Steinmetzschaltung – Wikipedia
					






					de.wikipedia.org


----------



## nullkommanix (10 Februar 2022)

Hallo fritz09,
man sagt so ca 70 µF pro kW,also 38,5 µF errechnet.
Gruß


----------



## Frohnius (10 Februar 2022)

.... und offensichtlich dreieck-schaltung ... typenschild vom motor wird 230V dreieck und 400V stern sein


----------



## dekuika (10 Februar 2022)

Dreieckschaltung stimmt.
Je nach gewünschter Laufrichtung kannst Du den Kondensator fest verdrahten.


----------



## winnman (10 Februar 2022)

Motor kann aber nur ca. 70% seiner Nennleistung, das kann ev. Probleme verursachen.


----------



## Plan_B (10 Februar 2022)

Und das Anlaufmoment ist unter aller Sau.


----------



## Der Pfälzer (14 Februar 2022)

Dem Anlaufmoment kann aber mit einem kuzzeitig parallel geschalteten Anlaufkondensator etwas auf die Sprünge geholfen werden.


----------



## Plan_B (15 Februar 2022)

Was die vermeintlich simple Schaltung kompliziert, denn das kann zeitabhängig oder besser Drehzahlabhängig gemacht werden.


----------



## nade (5 März 2022)

Plan_B schrieb:


> Was die vermeintlich simple Schaltung kompliziert, denn das kann zeitabhängig oder besser Drehzahlabhängig gemacht werden.
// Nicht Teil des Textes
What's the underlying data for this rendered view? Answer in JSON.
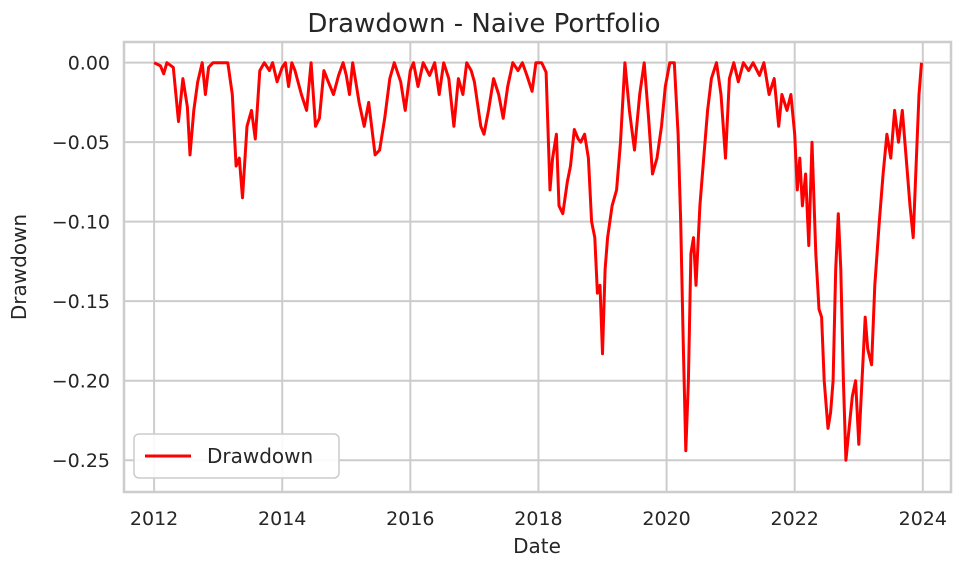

Dazu gibt es Schaltmodule. Oder eben bei "China" über ein Fliehkraftschalter realisiert. Die entsprechenden Kondensatoren müssen müssen dann aber auch entsprechend ausgelegt werden. Bei der Zeit, entweder der Motor läuft gar nicht an bzw hat trotzdem keine Leistung und wird scheiß heiß.


----------